Court decisions of broader interest, i.e. decisions made by the Supreme Court and selected decisions of the High Courts, are published in a weekly periodical, Ugeskrift for Retsvaesen.
IV.   Jurisdiction
By the Constitution, whose most recent amendment was by Act no. 169 of 5 June 1953, the courts of justice were given explicit powers to decide on questions concerning the limits of the administration (Section 63 of the Constitution). At the same time a provision was introduced in the Constitution establishing special constitutional courts, but this provision has never been used, nor are there any plans for using it. If such courts of justice should be established, their decisions must be subject to appeal to the highest court of the Kingdom, the Supreme Court.
The Constitution does not explicitly state that the courts of justice have authority to test the constitutionality of enactments. This has been invariably assumed in theory as well as in practice, so
that such a power of review is regarded as established by constitutional practice.
The testing of the constitutionality of an Act can assume the following forms:
-   testing of whether the legislative procedure has been adhered to;
-   testing of whether the separation of powers has been adhered to;
-   testing of whether an Act is materially constitutional, having regard for example to civil and political rights.
Legal action can be taken only by a party with a particular and individual interest in having a decision on a question.
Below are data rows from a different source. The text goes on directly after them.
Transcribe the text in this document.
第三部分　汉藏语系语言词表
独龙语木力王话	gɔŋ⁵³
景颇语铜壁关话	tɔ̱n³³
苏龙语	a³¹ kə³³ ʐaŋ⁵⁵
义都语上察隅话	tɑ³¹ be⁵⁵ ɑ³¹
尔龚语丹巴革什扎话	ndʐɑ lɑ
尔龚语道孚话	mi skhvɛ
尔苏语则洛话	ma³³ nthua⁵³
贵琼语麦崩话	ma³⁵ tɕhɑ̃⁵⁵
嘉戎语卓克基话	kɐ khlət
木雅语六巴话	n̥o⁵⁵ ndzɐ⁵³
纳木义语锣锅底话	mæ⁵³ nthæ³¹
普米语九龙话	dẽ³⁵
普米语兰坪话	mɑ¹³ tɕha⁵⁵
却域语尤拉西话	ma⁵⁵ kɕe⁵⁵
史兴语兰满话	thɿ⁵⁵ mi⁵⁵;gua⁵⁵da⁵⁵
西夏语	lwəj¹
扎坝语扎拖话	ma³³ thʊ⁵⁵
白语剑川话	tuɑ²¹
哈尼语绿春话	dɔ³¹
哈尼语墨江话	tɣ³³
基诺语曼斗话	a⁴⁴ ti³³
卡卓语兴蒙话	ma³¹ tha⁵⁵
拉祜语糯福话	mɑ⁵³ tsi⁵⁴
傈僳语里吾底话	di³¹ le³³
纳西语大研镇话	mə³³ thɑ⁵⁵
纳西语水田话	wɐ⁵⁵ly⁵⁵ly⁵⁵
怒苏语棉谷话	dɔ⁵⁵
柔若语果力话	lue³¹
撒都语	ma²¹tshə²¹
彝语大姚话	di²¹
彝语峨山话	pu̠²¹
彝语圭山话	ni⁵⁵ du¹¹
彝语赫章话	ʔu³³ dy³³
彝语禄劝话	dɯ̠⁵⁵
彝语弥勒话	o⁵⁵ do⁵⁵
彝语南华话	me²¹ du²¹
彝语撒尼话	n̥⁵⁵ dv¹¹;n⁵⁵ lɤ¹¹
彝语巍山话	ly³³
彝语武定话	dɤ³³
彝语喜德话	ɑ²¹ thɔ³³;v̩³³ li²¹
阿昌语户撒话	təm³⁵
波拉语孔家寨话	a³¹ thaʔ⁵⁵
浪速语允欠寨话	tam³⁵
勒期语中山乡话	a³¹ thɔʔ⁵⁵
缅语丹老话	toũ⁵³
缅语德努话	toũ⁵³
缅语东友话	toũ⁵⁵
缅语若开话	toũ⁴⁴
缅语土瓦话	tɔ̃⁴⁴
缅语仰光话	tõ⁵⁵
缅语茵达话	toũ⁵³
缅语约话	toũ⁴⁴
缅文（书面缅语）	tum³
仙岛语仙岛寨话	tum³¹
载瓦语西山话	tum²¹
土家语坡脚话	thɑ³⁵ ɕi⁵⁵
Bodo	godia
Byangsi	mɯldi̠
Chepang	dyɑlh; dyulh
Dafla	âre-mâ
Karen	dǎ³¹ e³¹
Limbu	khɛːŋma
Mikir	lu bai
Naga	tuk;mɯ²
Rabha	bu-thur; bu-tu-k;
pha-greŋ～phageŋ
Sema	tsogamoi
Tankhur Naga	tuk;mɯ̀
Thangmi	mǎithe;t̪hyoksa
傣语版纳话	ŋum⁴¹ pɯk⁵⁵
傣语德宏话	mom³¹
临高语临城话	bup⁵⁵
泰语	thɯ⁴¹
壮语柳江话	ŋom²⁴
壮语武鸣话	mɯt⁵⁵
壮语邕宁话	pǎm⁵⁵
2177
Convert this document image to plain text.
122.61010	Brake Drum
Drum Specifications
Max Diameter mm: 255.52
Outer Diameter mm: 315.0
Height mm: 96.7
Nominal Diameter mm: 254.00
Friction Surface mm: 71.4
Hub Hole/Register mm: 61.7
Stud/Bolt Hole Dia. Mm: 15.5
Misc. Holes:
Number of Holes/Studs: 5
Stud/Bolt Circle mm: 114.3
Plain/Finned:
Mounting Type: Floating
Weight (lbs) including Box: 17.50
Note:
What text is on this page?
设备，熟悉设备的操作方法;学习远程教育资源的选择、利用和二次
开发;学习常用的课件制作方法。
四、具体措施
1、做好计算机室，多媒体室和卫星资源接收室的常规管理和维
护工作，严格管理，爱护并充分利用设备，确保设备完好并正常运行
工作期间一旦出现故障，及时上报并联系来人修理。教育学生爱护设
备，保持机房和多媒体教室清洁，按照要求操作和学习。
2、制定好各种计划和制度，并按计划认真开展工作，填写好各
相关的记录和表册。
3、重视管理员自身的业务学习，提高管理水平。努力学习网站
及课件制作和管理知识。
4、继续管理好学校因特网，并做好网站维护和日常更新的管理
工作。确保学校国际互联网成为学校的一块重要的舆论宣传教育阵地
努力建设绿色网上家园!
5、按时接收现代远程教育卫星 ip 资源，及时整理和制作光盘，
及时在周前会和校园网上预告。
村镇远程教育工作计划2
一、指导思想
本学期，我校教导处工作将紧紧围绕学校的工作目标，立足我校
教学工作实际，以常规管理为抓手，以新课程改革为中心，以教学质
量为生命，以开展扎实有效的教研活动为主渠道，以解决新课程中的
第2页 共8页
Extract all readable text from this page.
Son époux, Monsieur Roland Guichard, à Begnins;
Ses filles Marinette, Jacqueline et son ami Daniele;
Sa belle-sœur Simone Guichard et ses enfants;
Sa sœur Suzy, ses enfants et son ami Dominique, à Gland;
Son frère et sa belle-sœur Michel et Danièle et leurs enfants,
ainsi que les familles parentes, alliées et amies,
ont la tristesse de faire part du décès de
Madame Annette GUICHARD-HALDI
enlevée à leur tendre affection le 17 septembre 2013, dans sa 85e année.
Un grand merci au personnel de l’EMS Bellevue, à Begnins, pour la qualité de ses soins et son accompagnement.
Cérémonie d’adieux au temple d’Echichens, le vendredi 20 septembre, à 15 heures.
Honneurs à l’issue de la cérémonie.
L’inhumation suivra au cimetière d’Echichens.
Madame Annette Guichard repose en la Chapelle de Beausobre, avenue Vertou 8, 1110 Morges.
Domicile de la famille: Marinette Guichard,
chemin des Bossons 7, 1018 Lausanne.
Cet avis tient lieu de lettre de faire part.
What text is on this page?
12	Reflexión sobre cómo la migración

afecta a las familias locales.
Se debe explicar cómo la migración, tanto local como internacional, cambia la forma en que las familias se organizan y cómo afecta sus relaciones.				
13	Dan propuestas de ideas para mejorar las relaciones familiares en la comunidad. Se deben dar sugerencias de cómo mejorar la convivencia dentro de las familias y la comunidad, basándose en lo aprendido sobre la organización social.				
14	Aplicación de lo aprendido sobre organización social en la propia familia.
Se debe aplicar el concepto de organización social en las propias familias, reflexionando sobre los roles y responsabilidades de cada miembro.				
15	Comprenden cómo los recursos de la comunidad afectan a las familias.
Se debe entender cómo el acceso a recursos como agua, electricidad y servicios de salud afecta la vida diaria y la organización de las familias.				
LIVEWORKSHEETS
Thus, the concept of “popular complaint” is unknown in the Danish administration of justice. Nor has the Folketing (Danish Parliament) any possibility of having opinions from the courts on the constitutionality of a Bill. Such questions are usually settled by the Parliament asking the Minister of Justice for opinions.
In practice, the courts of law have been cautious in considering the constitutionality of Acts, thereby according the legislative power a margin of appreciation in difficult questions of evaluation or construction.
V.   Nature and effects of decisions
Review of the constitutionality of an Act takes place in tandem with the consideration of all other legal and factual circumstances of a case. If a court of law should find an Act unconstitutional, it cannot repeal it, but is limited to deciding whether the Act shall be applied in the concrete case put before the court for adjudication. If an Act has been considered to be invalid in a concrete case, the decision nonetheless has a general and normative valve, because as a precedent it means that the application of the Act will be paralysed in all similar future cases.